Rather than making agencies redundant, this has simply changed the role that agencies are needed to fulfil. Instead of managing entire channels alone, agencies may now be required to work alongside these in-house experts to fill in the gaps with knowledge, tools, or resource.
There are some things that clients will always struggle with when relying on internal resource. For example, advanced skills, such as data science and data engineering, are hard to come by and these pools of expertise can typically be found in agencies where access to technology leaders and ongoing training is more commonplace.
Many niche tools and technology are costly, and it is often cheaper for brands to work with agencies who already have access to these tools, rather than subscribe to each tool themselves.
In addition, agencies often have better wider market knowledge and channel expertise from working with multiple clients across multiple projects, and agencies also have flexible resourcing across a wide range of skills. It is often better value to work with an agency who can resource across channels and skills, then to hire multiple individuals in-house.
Pre-COVID–19, there was already a growing change in how brands use agencies, but the pandemic has accelerated this client-side need for flexibility.
Many industries suffered financially during the first few months of lockdown, which for some businesses might mean losing access to key resources at short notice.
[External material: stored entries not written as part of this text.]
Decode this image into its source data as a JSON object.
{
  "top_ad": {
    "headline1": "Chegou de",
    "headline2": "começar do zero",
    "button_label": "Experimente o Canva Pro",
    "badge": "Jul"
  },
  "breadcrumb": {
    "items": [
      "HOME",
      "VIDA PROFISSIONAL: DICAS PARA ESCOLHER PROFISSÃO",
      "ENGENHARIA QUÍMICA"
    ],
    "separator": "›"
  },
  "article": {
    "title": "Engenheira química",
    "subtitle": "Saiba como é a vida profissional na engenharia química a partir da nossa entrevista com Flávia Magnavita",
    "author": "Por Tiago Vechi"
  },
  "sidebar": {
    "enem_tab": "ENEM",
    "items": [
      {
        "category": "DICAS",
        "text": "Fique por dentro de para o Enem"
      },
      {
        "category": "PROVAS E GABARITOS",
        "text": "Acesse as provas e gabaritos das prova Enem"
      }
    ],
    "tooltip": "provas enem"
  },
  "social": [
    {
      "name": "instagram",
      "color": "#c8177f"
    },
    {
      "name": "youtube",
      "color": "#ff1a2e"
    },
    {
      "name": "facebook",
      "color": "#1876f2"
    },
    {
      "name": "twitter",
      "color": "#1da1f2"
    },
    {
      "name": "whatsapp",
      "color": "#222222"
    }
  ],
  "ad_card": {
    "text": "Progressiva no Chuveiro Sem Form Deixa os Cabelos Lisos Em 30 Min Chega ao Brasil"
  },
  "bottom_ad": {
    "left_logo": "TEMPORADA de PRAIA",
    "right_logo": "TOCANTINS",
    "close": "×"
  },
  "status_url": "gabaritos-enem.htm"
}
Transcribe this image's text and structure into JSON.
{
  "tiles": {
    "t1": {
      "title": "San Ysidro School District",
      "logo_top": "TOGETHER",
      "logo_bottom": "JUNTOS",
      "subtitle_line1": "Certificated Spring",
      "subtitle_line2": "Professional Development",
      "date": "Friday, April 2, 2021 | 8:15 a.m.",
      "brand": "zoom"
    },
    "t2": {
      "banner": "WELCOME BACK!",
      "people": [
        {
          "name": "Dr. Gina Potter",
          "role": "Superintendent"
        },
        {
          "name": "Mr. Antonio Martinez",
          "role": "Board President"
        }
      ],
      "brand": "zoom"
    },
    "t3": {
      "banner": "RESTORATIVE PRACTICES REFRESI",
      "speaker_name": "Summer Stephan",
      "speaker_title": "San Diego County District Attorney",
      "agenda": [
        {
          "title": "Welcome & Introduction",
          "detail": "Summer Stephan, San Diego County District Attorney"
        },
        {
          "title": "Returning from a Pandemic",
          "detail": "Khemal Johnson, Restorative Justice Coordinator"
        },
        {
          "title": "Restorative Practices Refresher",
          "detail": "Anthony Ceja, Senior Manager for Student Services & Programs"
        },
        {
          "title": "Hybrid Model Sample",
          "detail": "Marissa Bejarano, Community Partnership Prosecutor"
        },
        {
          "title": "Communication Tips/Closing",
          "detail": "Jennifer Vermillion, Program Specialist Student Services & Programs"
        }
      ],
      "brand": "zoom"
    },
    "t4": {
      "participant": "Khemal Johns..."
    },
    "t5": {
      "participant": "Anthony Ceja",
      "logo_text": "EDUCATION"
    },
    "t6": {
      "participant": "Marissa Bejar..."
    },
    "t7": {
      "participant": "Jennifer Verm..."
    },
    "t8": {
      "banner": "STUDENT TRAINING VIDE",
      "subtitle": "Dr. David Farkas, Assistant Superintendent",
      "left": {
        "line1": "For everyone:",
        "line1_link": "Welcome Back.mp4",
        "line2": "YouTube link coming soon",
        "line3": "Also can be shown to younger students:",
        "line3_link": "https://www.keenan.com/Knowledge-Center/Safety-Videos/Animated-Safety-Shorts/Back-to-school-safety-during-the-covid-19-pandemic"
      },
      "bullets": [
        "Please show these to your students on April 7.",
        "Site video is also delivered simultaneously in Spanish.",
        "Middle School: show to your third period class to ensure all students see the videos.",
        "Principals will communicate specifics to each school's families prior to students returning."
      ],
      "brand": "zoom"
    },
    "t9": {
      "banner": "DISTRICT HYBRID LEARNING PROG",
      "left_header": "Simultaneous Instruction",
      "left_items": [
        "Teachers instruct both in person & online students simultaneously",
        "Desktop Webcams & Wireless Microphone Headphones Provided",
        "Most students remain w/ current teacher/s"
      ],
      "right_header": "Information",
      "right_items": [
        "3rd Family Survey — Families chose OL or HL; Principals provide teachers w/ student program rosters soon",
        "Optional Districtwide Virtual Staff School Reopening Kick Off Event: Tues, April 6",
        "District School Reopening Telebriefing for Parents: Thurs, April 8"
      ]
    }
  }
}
In these situations, having an agency that can step in and adapt the services they provide or cover more areas can ease the burden placed on in–house teams, particularly if they face recruitment freezes as a result of budget cuts.
On the other side of the scale, businesses who are doing well now have access to a job market with more specialist skills, as many marketing experts both in–house and in agencies have found themselves back on the job market as a result of the pandemic. Companies may use this to build expert in–house teams where previously they were unable to, which can reduce the amount or type of work they need to outsource to agencies. Having an agency who can adapt the service they provide, for example to consultancy or training, can mean the difference between retaining an agency or cutting ties completely.
The role of the agency has always been whatever it is the client needs, but the needs of clients have adapted and diversified, which means agencies need to step up and improve their offering.
The role of the agency could be any one or more of the following:
Flexibility is crucial; not only do different clients want different services, how they utilise agencies may need to change over the course of the partnership. Services may be needed on an ongoing retainer or on one–off projects, and budgets may need to be moved fluidly between different services at different times of the year or to achieve different goals.